OUR ADVENTURE with photography devoted to the identity of women began when we first saw the exhibition of Claude Cahun’s photographic works in London’s Tate Modern in 2008.

We saw the author’s self-portrait dating from the 1930s, with her face among masks. We felt the photograph was a manifesto symbolizing objection to the society’s rejection of “different” people. Another poignant photograph is also etched in our memory. It represents a face and a figure hidden behind a vertical rock. Only the hands, extended towards the viewer, denote a desperate attempt to find one’s own autonomous “self”.

The sentence summing up Claude Cahun’s creative output: Under this mask another mask... I will never be finished removing all these faces... became a motto for our creative endeavours.

We decided to create a collection of photographs depicting different ways of representing femininity and women’s identity. We wanted to show how women existed in the society and functioned among social stereotypes. Our goal was to tackle topics of gender identification, the transience of life, liberation and equality. We sought to show women as “Mother Earth” figures, sexy vamps, scandal makers, lovers, performers and pop icons, represented ideologically – especially in recent times – by references to feminism, gender issues and closely associated transsexualism.

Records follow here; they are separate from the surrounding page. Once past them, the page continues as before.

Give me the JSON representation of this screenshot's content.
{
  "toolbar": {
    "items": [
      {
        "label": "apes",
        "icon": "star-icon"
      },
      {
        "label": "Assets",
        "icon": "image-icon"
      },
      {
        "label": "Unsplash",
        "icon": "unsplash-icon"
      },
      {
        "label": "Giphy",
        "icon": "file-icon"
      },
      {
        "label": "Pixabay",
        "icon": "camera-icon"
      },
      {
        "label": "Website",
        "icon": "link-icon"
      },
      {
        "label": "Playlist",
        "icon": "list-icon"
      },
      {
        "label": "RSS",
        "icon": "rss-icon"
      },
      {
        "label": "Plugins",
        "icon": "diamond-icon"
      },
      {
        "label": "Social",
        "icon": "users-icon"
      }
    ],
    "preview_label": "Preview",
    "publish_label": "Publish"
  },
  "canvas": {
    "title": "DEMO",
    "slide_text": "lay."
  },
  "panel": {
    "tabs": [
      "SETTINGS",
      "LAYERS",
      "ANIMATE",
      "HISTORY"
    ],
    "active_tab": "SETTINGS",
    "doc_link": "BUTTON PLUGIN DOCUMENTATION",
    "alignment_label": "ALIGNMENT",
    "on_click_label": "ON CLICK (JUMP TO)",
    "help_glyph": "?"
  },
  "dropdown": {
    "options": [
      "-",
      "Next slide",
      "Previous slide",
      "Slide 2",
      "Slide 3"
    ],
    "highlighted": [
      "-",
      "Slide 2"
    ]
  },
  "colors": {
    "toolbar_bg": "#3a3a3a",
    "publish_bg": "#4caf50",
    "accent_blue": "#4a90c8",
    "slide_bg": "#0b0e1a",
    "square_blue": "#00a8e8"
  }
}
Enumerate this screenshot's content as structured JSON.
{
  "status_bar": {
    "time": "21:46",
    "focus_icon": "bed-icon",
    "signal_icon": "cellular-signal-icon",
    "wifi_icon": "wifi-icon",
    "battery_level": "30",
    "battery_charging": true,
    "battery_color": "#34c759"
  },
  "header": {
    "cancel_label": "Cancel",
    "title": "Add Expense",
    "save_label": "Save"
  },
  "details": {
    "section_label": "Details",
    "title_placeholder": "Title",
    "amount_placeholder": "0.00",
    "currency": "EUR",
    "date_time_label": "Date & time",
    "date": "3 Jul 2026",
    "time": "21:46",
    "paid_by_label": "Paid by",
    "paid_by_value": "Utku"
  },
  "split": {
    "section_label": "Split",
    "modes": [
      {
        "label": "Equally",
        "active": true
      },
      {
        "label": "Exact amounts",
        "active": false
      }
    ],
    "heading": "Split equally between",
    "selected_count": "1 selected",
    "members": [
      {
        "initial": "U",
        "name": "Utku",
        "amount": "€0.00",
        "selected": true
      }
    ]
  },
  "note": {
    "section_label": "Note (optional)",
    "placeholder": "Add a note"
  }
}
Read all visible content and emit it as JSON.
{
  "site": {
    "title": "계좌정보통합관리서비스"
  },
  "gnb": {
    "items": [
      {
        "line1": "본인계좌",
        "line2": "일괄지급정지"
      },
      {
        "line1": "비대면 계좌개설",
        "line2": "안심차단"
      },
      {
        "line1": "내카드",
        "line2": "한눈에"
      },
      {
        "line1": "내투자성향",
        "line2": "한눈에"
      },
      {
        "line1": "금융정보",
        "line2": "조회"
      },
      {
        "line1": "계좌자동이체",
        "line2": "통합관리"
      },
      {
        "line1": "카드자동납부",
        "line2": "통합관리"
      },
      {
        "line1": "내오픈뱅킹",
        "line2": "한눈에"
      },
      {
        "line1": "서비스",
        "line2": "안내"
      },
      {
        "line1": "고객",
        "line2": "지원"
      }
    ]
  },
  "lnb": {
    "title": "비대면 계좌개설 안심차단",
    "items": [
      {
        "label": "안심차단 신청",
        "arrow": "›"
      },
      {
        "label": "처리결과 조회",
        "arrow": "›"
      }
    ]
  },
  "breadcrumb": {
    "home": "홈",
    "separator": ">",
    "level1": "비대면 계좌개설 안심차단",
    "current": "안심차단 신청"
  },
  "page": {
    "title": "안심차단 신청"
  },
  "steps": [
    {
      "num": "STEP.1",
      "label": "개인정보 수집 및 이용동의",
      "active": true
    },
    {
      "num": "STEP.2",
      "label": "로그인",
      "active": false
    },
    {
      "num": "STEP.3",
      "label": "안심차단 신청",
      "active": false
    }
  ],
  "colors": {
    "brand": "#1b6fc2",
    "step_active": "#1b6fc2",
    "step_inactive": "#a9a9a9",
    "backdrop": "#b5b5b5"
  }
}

Initially, we wanted to focus solely on the works of recognized photography masters. As the next step, however, we decided to include photographs by young artists as well. An important highlight in the development of the collection was meeting Adam Mazur who helped us compile a long list of Polish artists who were interested in photographic explorations of the problem of social gender.

We hope that all visitors – just like us – will be fascinated by the stark contrast between works created by the generation of classics with recognized artistic merit and spontaneous – often verging on aggressive – creations of today’s 30-year-olds.

We would like the exhibition and the catalogue to contribute to the promotion of salient trends in Polish photography. We believe photographs to be as powerful a medium as the written word. Therefore, we hope that the exhibition will become a stimulus that triggers important debates.

We wish to thank all the artists represented in our photographic collection for the time they devoted to us.

Our special thanks go to Adam Mazur for his essential insight, valuable feedback and inspiration.

We would also like to thank organizers of the Łódź Photographic Festival 2012. It is with their aid that a part of the collection could be unveiled for the first time.